A remuneração é de R$2.400,96 para técnico e de R$3.947,33 para analista. A seleção terá validade de dois anos, com possibilidade de prorrogação por igual período.

Operação gera tumulto e candidatos reclamam

A prisão da quadrilha que tinha a intenção de fraudar o concurso público para analista e técnico do Ministério Público do Estado do Ceará (MPCE) gerou consequências para os candidatos do certame. A primeira etapa do processo, ocorrido na manhã de ontem, foi marcada por desorganização, atrasos e muita insatisfação por parte dos concorrentes, que relataram demora de até 50 minutos para o início do processo e despreparo na hora do recolhimento e devolução dos pertences pessoais.

A reclamação dos candidatos teve início logo na chegada a alguns locais de prova. Segundo relatos, a organização do processo seletivo recolheu os pertences de todos os candidatos na entrada dos locais, o que teria causado grandes filas e, por consequência, demora para o início das provas.

A estudante de Direito Luziane Freire, 28, prestou o concurso em um colégio na Avenida Duque de Caxias, no Centro, e disse que os portões foram abertos somente às 8h, horário em que os candidatos já deveriam estar em sala iniciando as questões.

As filas, contudo, não se restringiram à chegada dos candidatos.
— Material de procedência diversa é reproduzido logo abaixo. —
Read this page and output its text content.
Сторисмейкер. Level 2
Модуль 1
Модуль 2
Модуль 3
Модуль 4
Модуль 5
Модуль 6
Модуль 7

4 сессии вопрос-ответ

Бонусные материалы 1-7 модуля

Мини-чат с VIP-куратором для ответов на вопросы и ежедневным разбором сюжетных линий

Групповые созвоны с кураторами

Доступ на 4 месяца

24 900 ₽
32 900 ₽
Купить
Segundo relata a estudante, na saída, o tumulto foi gerado para pegar os pertences de volta. "Tinham dez fiscais gritando com caixas de papelão, sem cuidado nenhum", reclamou.

Fila

Em outra instituição, na Av. Washington Soares, no bairro Edson Queiroz, terminar a prova também não foi garantia de deixar o local de imediato, já que foi preciso aguardar em uma longa fila para pegar os objetos.

As pessoas se queixaram da demora dos fiscais em encontrar os pertences. "Colocaram uma etiqueta minúscula com nosso nome e CPF, mas várias caíram das sacolas", frisou a publicitária Elizabete Ribeiro, 30. Conforme disse, o fiscal demorou 30 minutos para achar seus objetos, e a demora para deixar o local só não foi maior porque está grávida, e não precisou enfrentar a longa fila que se formou.
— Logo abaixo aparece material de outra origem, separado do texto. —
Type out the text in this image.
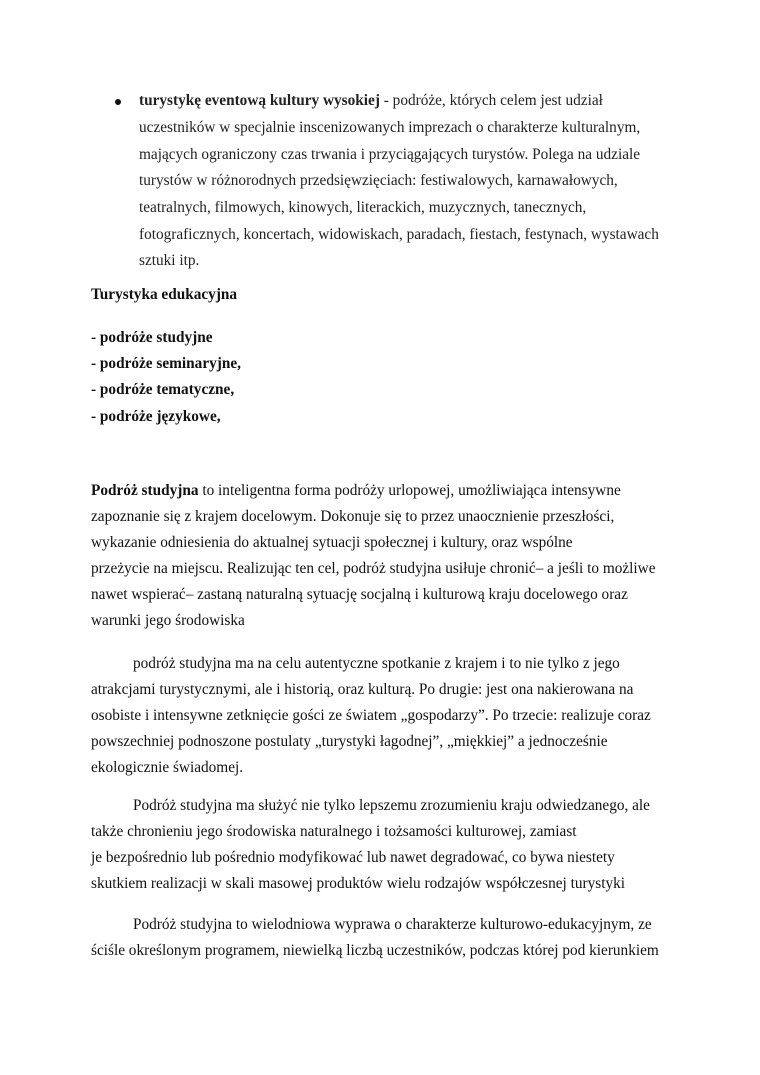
turystykę eventową kultury wysokiej - podróże, których celem jest udział
uczestników w specjalnie inscenizowanych imprezach o charakterze kulturalnym,
mających ograniczony czas trwania i przyciągających turystów. Polega na udziale
turystów w różnorodnych przedsięwzięciach: festiwalowych, karnawałowych,
teatralnych, filmowych, kinowych, literackich, muzycznych, tanecznych,
fotograficznych, koncertach, widowiskach, paradach, fiestach, festynach, wystawach
sztuki itp.
Turystyka edukacyjna
- podróże studyjne
- podróże seminaryjne,
- podróże tematyczne,
- podróże językowe,
Podróż studyjna to inteligentna forma podróży urlopowej, umożliwiająca intensywne
zapoznanie się z krajem docelowym. Dokonuje się to przez unaocznienie przeszłości,
wykazanie odniesienia do aktualnej sytuacji społecznej i kultury, oraz wspólne
przeżycie na miejscu. Realizując ten cel, podróż studyjna usiłuje chronić– a jeśli to możliwe
nawet wspierać– zastaną naturalną sytuację socjalną i kulturową kraju docelowego oraz
warunki jego środowiska
podróż studyjna ma na celu autentyczne spotkanie z krajem i to nie tylko z jego
atrakcjami turystycznymi, ale i historią, oraz kulturą. Po drugie: jest ona nakierowana na
osobiste i intensywne zetknięcie gości ze światem „gospodarzy”. Po trzecie: realizuje coraz
powszechniej podnoszone postulaty „turystyki łagodnej”, „miękkiej” a jednocześnie
ekologicznie świadomej.
Podróż studyjna ma służyć nie tylko lepszemu zrozumieniu kraju odwiedzanego, ale
także chronieniu jego środowiska naturalnego i tożsamości kulturowej, zamiast
je bezpośrednio lub pośrednio modyfikować lub nawet degradować, co bywa niestety
skutkiem realizacji w skali masowej produktów wielu rodzajów współczesnej turystyki
Podróż studyjna to wielodniowa wyprawa o charakterze kulturowo-edukacyjnym, ze
ściśle określonym programem, niewielką liczbą uczestników, podczas której pod kierunkiem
O estudante Átila Bezerra, 21, também ficou bastante irritado. "Demorei mais de uma hora para pegar um simples celular de volta. Além disso, a prova começou com 50 minutos de atraso".

De acordo o promotor de Justiça Manoel Epaminondas, os celulares e aparelhos eletrônicos ficaram fora da sala de aula como uma medida de segurança contra uma possível fraude. "Teve efeitos colaterais, mas o importante é a lisura do certame".

Em contato com a Fundação Carlos Chagas (FCC), responsável pela realização do concurso, o responsável de plantão informou que todos os candidatos presentes fizeram a prova e nenhum foi prejudicado, além de a entidade ter seguido o que estava previsto no edital.